Description of problem: The customer requests a tool (i.e. web tool on labs), or guidance in the Docs (table?) about estimating the required network bandwidth for successful live migration of VMs. It could be based on these factors: * RHV Migration Policy Selected * Dirty Ratio during migration * VM Memory Size and Configuration For example, it would show an estimate of bandwidth required for a VM to migrate with the following: + Minimal Downtime Policy + 512GB of Memory + Low/Mid/High Dirty Ratio = estimated_bandwidth required So that customers can have a better idea of the network requirements for migrations, if its 10G or 40G that they need.

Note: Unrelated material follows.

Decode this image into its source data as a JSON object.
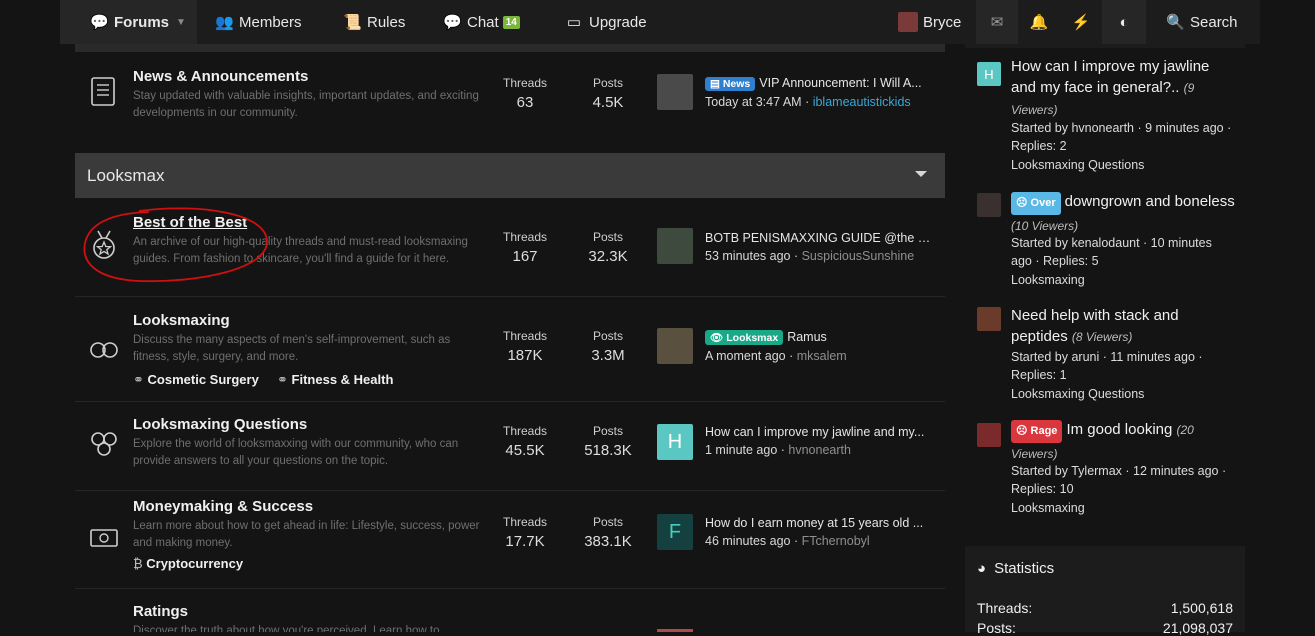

The documentation text flag should only be set after 'doc text' field is provided. Please provide the documentation text and set the flag to '?' again.
Could also have a note on how the customer can get the dirty ratio, even though it changes constantly: # virsh -r domjobinfo <VM Name> Job type: Unbounded Operation: Outgoing migration Time elapsed: 6789 ms Data processed: 517.500 MiB Data remaining: 27.680 MiB Data total: 4.345 GiB Memory processed: 517.500 MiB Memory remaining: 27.680 MiB Memory total: 4.345 GiB Memory bandwidth: 101.060 MiB/s Dirty rate: 203242 pages/s <----------- Page size: 4096 bytes Iteration: 2 Constant pages: 1009395 Normal pages: 130008 Normal data: 507.844 MiB Expected downtime: 100 ms Setup time: 56 ms Compression cache: 64.000 MiB Compressed data: 0.000 B Compressed pages: 0 Compression cache misses: 504 Compression overflows: 0
Martin, please give some input here, either on the idea for a tool (comment 0), or guidance in the Docs (table?) about estimating the required network bandwidth for successful live migration of VMs.
Ales/Arik, any recommendations?
For post-copy I think it doesn't matter - it depends on the performance degregation the user is willing to accept. Unless the channel disconnects, the migration should complete successfully. For pre-copy, there are two relevant phases: 1. To reach the watermark in which we pause the guest 2. To copy the remaining dirty pages while the guest is paused I don't think we should document example values for which the migration would complete successfully but maybe we can provide more data, e.g., how much time we wait for getting to the watermark in the former phase or how much time we enable the guest to be paused in the latter phase (e.g., with minimal-downtime policy it's 500ms) to assist users in setting the bandwidth when taking into consideration also things like the latency of the network, the amount of migrations that will happen simultaneously on that network, and soon also the amount of connections. I wouldn't go with a tool, as Germano wrote in comment 2 it's hard to retrieve those values and if the tool is expected to apply some calculation on given properties that are specified by the user then I think it will be simpler to write for formula somewhere. Milan, what do you think?
I agree. It's hard to predict the required bandwidth but there are things that can be considered. There are several factors involved, some of them being of dynamic nature -- besides the dirty rate (which is also dependent on autoconverge!) whether a single CPU power can saturate the available network bandwidth (we work on implementing multiple migration connections that allow using more CPU power for migrations and make the predictions even more complicated at the same time). There can be theoretical formulas but I'm afraid that in the end result the customer must always test what works best in the given environment. Helping customers to understand how the things work and what they can realistically expect depending on various tweaks to make informed decisions looks like a better idea than providing a tool that's likely to be not much more than a gimmick. BTW, I think there are some efforts on the platform to provide a dirty rate information for a VM even when it's not migrating, which could be useful in this context.
Just for context because I came back here to look at the solution again and I am guessing it's hidden in a private comment: https://access.redhat.com/documentation/en-us/red_hat_enterprise_linux/8/html/configuring_and_managing_virtualization/migrating-virtual-machines_configuring-and-managing-virtualization#migrating-a-virtual-machine-using-the-cli_migrating-virtual-machines # virsh domdirtyrate-calc vm-name 30 # virsh domstats vm-name --dirtyrate
That is correct, thank you for clarification Klaas!